Professeur universitaire, Avocat et membre du Bureau Politique de l’Union Socialiste des Forces Populaires (USFP), Me Brahim Rachidi a bien voulu nous acceuillir dans ses bureaux à Casablanca, mercredi 14 février 2024, pour nous livrer sa grille de lecture du 5ème Congrès national ordinaire du Parti Authenticité et Modernité (PAM), dont les travaux se sont étalés sur trois jours, les 9,10 et 11 février 2024 à Bouznika. Entretien.
«Je considère que la Direction à trois du PAM n’est qu’une solution de replâtrage pour maintenir une unité de façade»
Le 5ème Congrès National du PAM a abouti sur une Direction collégiale du parti, composée du trio Fatima-Zahra Mansouri, Mehdi Bensaid et Salaheddine Abou El Ghali.
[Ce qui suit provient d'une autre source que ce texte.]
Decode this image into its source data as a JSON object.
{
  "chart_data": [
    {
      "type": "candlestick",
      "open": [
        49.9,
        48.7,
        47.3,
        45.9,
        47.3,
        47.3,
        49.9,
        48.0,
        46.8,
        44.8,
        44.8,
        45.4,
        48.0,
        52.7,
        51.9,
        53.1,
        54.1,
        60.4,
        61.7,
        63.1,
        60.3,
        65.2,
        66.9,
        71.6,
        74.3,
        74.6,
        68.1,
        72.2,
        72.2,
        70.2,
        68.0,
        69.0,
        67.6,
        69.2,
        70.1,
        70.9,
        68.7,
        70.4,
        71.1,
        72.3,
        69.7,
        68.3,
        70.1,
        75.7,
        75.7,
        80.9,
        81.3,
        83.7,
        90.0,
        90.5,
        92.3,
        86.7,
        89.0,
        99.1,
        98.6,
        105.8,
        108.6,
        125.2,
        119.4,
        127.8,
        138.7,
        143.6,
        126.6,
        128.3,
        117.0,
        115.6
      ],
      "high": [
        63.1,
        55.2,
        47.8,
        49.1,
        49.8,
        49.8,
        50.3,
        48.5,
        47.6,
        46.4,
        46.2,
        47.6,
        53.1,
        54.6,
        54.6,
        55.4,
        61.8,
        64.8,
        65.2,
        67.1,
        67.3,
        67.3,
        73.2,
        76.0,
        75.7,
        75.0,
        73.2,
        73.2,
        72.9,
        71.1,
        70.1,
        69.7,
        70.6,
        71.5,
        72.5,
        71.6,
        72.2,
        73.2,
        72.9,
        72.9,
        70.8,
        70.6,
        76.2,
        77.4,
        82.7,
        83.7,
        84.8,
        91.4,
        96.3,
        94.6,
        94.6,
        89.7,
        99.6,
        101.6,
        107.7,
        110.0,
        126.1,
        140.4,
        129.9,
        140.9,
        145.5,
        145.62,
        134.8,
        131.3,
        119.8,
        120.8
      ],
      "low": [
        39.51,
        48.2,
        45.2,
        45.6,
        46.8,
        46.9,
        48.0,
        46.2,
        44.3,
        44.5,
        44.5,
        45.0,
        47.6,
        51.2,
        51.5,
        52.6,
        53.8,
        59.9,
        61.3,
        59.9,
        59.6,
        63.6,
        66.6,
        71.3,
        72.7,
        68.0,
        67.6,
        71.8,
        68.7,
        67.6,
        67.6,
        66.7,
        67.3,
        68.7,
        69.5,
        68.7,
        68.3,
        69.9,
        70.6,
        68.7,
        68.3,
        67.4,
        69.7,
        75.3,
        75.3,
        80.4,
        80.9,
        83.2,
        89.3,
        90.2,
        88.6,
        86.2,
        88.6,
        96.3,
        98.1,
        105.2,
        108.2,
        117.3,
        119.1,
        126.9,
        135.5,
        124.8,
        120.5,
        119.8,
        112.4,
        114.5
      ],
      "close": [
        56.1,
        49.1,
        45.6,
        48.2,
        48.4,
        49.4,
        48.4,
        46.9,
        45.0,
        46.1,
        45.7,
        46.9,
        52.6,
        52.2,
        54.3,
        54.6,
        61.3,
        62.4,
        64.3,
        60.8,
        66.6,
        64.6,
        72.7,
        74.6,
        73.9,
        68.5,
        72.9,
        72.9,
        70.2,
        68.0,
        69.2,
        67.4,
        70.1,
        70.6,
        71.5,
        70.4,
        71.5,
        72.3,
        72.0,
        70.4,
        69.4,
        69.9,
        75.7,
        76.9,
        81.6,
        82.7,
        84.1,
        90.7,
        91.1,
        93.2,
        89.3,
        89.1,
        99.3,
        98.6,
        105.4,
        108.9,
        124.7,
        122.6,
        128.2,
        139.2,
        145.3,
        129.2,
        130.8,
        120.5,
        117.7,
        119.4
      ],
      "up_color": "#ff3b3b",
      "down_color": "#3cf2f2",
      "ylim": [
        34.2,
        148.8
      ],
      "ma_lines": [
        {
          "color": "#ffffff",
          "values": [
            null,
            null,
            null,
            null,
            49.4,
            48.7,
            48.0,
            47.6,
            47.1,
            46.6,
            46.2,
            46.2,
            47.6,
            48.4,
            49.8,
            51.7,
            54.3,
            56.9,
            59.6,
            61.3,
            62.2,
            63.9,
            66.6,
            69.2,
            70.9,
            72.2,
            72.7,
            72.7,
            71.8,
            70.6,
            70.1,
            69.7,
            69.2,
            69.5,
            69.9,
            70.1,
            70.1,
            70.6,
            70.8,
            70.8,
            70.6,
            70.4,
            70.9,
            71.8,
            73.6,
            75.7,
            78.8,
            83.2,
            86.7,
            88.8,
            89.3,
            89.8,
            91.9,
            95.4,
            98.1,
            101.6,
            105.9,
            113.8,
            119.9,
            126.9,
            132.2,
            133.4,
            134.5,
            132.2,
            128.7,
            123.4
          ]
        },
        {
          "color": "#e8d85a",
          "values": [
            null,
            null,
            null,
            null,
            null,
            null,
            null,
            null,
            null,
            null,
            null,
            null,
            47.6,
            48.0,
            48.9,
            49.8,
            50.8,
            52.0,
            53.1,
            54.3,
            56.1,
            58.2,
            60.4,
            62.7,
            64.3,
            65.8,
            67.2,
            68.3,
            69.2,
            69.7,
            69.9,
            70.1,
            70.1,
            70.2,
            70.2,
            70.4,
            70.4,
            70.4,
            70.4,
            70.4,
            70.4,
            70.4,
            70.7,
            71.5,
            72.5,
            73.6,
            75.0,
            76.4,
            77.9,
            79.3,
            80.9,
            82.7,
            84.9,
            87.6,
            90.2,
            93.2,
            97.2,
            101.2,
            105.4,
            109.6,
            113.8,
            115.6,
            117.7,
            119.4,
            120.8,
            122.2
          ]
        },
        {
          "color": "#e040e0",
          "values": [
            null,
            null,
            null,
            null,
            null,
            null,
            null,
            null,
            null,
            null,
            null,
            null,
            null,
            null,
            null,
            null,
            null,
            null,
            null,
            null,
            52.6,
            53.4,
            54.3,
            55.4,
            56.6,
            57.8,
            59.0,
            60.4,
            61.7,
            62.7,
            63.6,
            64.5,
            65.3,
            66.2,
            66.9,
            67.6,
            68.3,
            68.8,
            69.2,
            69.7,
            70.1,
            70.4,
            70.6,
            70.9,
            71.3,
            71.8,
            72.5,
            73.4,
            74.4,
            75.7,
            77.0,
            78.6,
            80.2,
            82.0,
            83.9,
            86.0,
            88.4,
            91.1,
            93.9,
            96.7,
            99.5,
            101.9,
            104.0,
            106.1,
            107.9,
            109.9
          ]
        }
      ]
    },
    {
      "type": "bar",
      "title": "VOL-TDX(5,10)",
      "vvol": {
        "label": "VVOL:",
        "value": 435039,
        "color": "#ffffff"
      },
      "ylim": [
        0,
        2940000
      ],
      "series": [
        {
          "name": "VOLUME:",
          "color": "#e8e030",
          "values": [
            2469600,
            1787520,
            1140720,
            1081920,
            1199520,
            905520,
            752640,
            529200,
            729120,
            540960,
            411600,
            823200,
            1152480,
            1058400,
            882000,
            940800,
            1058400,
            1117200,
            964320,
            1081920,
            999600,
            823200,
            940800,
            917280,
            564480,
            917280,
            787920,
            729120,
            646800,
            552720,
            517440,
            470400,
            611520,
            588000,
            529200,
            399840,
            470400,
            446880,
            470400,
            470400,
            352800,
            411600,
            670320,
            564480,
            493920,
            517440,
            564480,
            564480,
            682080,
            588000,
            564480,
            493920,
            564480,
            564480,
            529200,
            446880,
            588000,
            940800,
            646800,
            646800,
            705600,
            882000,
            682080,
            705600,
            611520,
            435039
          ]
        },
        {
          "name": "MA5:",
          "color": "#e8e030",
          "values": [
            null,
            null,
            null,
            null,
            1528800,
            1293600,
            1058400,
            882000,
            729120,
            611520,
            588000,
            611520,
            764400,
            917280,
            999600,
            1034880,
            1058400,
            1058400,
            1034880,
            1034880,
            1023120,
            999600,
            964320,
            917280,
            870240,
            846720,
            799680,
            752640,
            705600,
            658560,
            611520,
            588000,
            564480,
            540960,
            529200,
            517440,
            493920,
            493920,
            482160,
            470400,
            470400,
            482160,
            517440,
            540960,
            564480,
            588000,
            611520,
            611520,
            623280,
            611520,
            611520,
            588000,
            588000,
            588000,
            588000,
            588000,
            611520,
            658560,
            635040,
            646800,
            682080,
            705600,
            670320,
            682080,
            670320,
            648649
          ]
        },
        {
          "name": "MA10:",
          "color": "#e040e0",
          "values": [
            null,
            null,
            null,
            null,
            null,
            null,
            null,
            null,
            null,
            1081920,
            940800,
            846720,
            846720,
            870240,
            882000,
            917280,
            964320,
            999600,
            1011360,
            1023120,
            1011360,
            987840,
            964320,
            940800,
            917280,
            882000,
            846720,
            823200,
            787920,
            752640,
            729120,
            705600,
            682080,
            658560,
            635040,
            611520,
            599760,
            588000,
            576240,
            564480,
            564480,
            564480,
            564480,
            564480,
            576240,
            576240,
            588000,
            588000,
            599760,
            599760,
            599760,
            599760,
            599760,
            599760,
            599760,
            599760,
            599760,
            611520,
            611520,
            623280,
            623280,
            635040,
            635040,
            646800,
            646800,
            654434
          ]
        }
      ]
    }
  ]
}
Quel regard portez-vous sur ce mode de gouvernance?
Le cinquième Congrès du Parti Authenticité et Modernité n’a pas pu dégager une Direction à la hauteur des attentes. J’estime que le 5ème Congrès du PAM visait uniquement à mettre en place une nouvelle Direction, tout en barrant la route à Abdellatif Ouahbi et l’empêcher de briguer un nouveau mandat à la tête du PAM. C’est pour cette raison que le Bureau Politique du parti a proposé une modification des Statuts du PAM à la dernière minute, pour permettre la mise en place d’une Direction dite collégiale de cette formation politique.
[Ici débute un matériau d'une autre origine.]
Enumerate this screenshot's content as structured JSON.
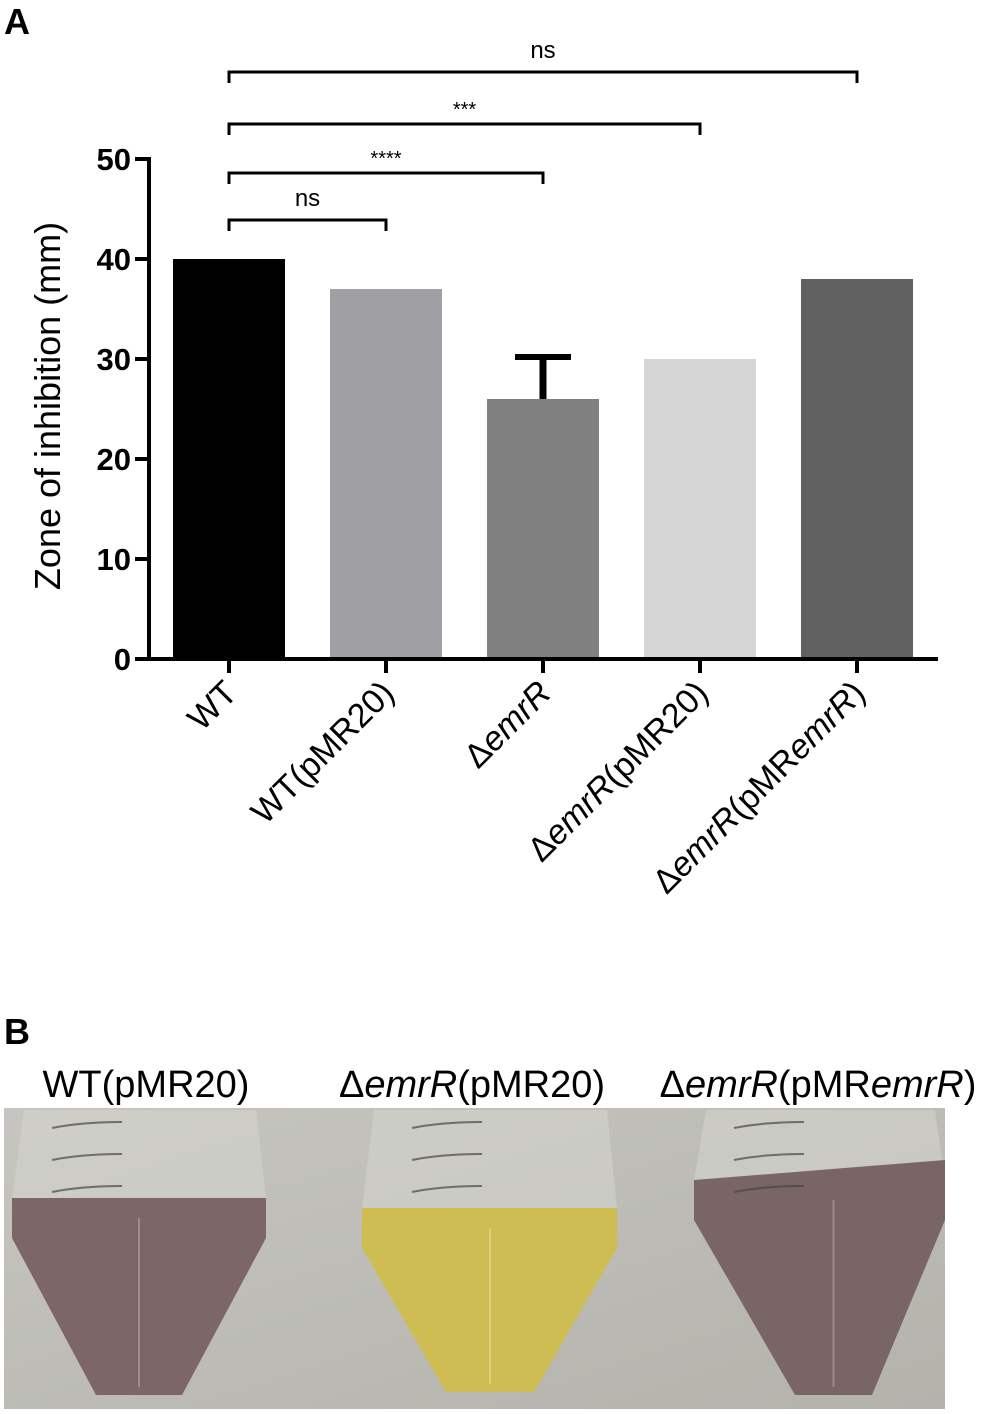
{
  "panelA": {
    "letter": "A",
    "chart_data": {
      "type": "bar",
      "ylabel": "Zone of inhibition (mm)",
      "ylim": [
        0,
        50
      ],
      "yticks": [
        "0",
        "10",
        "20",
        "30",
        "40",
        "50"
      ],
      "categories": [
        "WT",
        "WT(pMR20)",
        "ΔemrR",
        "ΔemrR(pMR20)",
        "ΔemrR(pMRemrR)"
      ],
      "category_parts": [
        [
          {
            "t": "WT",
            "i": false
          }
        ],
        [
          {
            "t": "WT(pMR20)",
            "i": false
          }
        ],
        [
          {
            "t": "Δ",
            "i": false
          },
          {
            "t": "emrR",
            "i": true
          }
        ],
        [
          {
            "t": "Δ",
            "i": false
          },
          {
            "t": "emrR",
            "i": true
          },
          {
            "t": "(pMR20)",
            "i": false
          }
        ],
        [
          {
            "t": "Δ",
            "i": false
          },
          {
            "t": "emrR",
            "i": true
          },
          {
            "t": "(pMR",
            "i": false
          },
          {
            "t": "emrR",
            "i": true
          },
          {
            "t": ")",
            "i": false
          }
        ]
      ],
      "values": [
        40,
        37,
        26,
        30,
        38
      ],
      "errors": [
        0,
        0,
        4.2,
        0,
        0
      ],
      "colors": [
        "#000000",
        "#a0a0a4",
        "#808080",
        "#d6d6d6",
        "#616161"
      ],
      "significance": [
        {
          "from": 0,
          "to": 1,
          "label": "ns"
        },
        {
          "from": 0,
          "to": 2,
          "label": "****"
        },
        {
          "from": 0,
          "to": 3,
          "label": "***"
        },
        {
          "from": 0,
          "to": 4,
          "label": "ns"
        }
      ]
    }
  },
  "panelB": {
    "letter": "B",
    "labels": [
      [
        {
          "t": "WT(pMR20)",
          "i": false
        }
      ],
      [
        {
          "t": "Δ",
          "i": false
        },
        {
          "t": "emrR",
          "i": true
        },
        {
          "t": "(pMR20)",
          "i": false
        }
      ],
      [
        {
          "t": "Δ",
          "i": false
        },
        {
          "t": "emrR",
          "i": true
        },
        {
          "t": "(pMR",
          "i": false
        },
        {
          "t": "emrR",
          "i": true
        },
        {
          "t": ")",
          "i": false
        }
      ]
    ],
    "tube_colors": [
      "#7d6668",
      "#cdbd53",
      "#7a6566"
    ],
    "background_color": "#bdbcb6"
  }
}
D’autres partis politiques ont expérimenté ce mode de gouvernance, sans obtenir les résultats escomptés. L’UNFP (Ancêtre de l’Union Socialiste des Forces Populaires, Ndlr), avait mis en place une Direction collégiale dans les années soixante. A l’époque, il y avait l’aile syndicaliste dirigée par feus Mahjoub Benseddik et Abdellah Ibrahim, l’aile moderniste incarnée par feu Abderrahim Bouabid, et enfin, l’aile nationaliste que représentait Fqih Basri (Mohamed Basri, ndlr). Le résultat a été l’effritement de l’UNFP avec des scissions qui ont donné lieu à la création de nouveaux partis.
Le même scénario s’est répété avec le Mouvement Populaire, avec des dissensions et des scissions qui ont secoué le parti de l’Epi. Trois formations politiques de gauche ont également tenté cette expérience de direction collective, dans le cadre de ce qui était appelé la Gauche Socialiste Unifiée, sans résultat.
Je n’oublie pas non plus, une autre expérience en la matière, celle de l’Union Constitutionnelle. Suite à la disparition de Maâti Bouabid, Feu Sa Majesté Hassan II avait proposé aux membres du Bureau Politique de l’UC, d’adopter une gestion tournante tous les trois mois. Au final, l’Union Constitutionnelle qui disposait de 84 sièges parlementaires en 1984, s’est réduite comme peau de chagrin.
Face aux dissensions et aux problèmes organisationnels auxquels il est confronté, le Parti de l’Istiqlal pourrait à son tour, tenter cette expérience périlleuse de direction collégiale.
Pour moi, opter pour un mode de gouvernance collégiale au sein d’un parti politique, signifie qu’on n’est pas parvenu à dégager un leader capable de jouer pleinement son rôle.
Lors de la conférence de presse tenue à la fin du Congrès, les divergences entre les membres de ladite Direction étaient très visibles. Dans le mot qu’il a prononcé, Salaheddine Abou El Ghali pour ne citer que lui et qui assure la présidence de la Commune de Médiouna, a mis en avant le fait qu’il ait suspendu cinq responsables locaux, au lieu de parler de sa vision pour l’avenir du PAM.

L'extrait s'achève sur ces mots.